167k views
3 votes
Bramble Clothing Store had a balance in the Accounts Receivable account of $771,000 at the beginning of the year and $867,000 at the end of the year. Net credit sales during the year amounted to $5,978,700. What is the average collection period of the accounts receivable in days?

a) 39 days
b) 45 days
c) 52 days
d) 60 days

1 Answer

3 votes

Final answer:

The average collection period for the accounts receivable is calculated using the average accounts receivable and net credit sales, which results in approximately 50 days. The closest given answer choice is 52 days.

Step-by-step explanation:

The question asks for the calculation of the average collection period for accounts receivable, which is a business metric used to assess how efficiently a company is managing its receivables. To calculate the average collection period, we need to use the formula:
Average Collection Period = (Average Accounts Receivable / Net Credit Sales) × Days in the period.

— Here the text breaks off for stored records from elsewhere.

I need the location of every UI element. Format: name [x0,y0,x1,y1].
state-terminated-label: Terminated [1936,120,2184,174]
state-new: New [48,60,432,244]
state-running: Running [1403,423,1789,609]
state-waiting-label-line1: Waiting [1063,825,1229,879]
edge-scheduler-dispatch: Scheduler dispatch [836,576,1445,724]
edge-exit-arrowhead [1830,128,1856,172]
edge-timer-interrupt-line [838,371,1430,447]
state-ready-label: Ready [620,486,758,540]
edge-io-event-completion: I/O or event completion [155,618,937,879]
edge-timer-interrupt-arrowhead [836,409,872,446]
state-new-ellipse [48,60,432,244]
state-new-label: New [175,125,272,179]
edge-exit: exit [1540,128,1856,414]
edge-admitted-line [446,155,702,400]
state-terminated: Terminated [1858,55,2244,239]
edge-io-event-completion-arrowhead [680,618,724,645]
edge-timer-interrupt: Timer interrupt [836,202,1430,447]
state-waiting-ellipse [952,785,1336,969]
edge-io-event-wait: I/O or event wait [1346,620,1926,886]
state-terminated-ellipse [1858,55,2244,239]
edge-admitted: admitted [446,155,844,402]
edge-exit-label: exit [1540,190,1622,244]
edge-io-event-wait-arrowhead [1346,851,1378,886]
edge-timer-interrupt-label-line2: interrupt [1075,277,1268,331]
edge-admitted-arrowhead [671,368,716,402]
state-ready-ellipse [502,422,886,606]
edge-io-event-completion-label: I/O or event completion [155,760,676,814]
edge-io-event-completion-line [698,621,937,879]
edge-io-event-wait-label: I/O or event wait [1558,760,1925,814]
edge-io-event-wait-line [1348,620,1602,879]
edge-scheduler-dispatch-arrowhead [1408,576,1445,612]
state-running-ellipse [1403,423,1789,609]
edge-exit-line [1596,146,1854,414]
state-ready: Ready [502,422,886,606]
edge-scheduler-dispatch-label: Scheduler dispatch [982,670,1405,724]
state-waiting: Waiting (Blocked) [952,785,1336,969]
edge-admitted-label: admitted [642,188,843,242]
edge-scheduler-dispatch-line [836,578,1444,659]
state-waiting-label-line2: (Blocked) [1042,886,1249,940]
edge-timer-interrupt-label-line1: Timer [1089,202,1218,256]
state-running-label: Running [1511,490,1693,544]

First, we calculate the Average Accounts Receivable for the year by taking the sum of the opening and closing balances and dividing by 2:
(771,000 + 867,000) / 2 = 819,000.

We then use the formula to find the average collection period:
(819,000 / 5,978,700) × 365 = 49.95 ≈ 50 days.

Although not exactly one of the choices provided, the closest answer to 50 days from the given options is 52 days (option c).